In the nineteen fifties Godzilla filled screens with campy, fake looking black and white films with basically the same lame script. But they were fun. The biggest of the films was the 1954 Godzilla with Raymond Burr as the American reporter telling the story in English with the Japanese actors words dubbed.
We expect more in 2019 and in a way we get less. This version belongs on the Mystery Science Theater 3000 list where bad films go to be made fun of. The quality of special effects are certainly better than sixty years ago. Sadly, that is the problem there is very little story here that fills in between the big sound battles between various monsters who may be about the destruction of the Earth and Godzilla playing the hero attempting to stop them.
The performers spend most of their screen time reacting to the actions of the so called monsters. The creatures are the real stars of this version (there will be another film), Rodan appears along with Mothra, King Ghidorah the hydra headed monster, and others. The human characters are about protecting a small box that is known as ORCA that can calm down the overly excited creatures. That process is promoted by Vera Farminga and challenged by nearly everyone else who want to hit back at the large infiltrators. The secret agency called Monarch finds creatures in various places around the world. There is Skull Island, Antarctica, Mexican volcanoes, San Francisco, China and Fenway Park in Boston.

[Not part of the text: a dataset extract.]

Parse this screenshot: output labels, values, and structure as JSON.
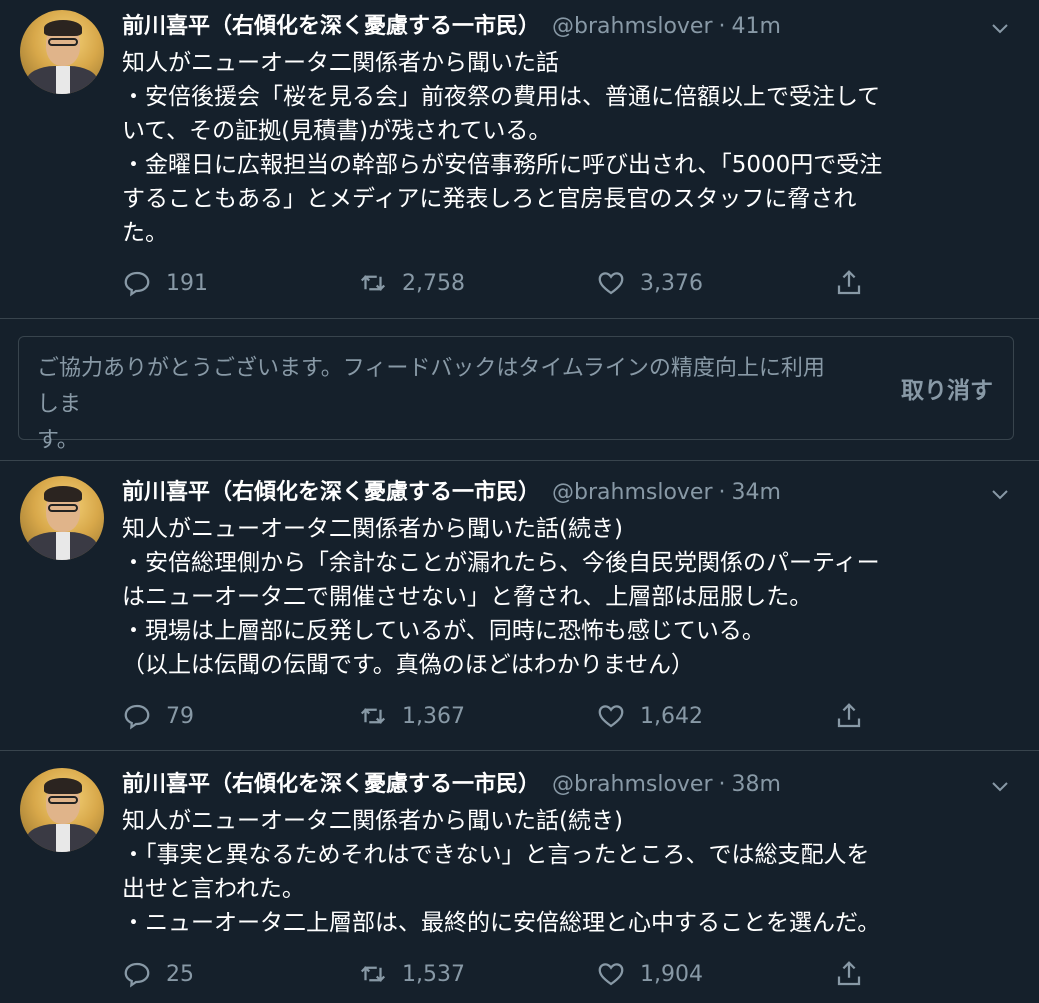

The weak story occurs between dark scenes which at times are difficult to understand along with some effective use of long sound waves which give off a vibration in the theatre. There is no story, it is only scenes of destruction and battles which destroy much of the World but especially San Francisco and Fenway Park. Some of the walk through in sections of Fenway not normally available to the public are interesting to view. But they are quickly destroyed.
This is a bad film that ignores the idea that the script makes a film and goes just for splashes of color, smoke, light and destruction on the screen.
Godzilla: King of the Monsters disappoints.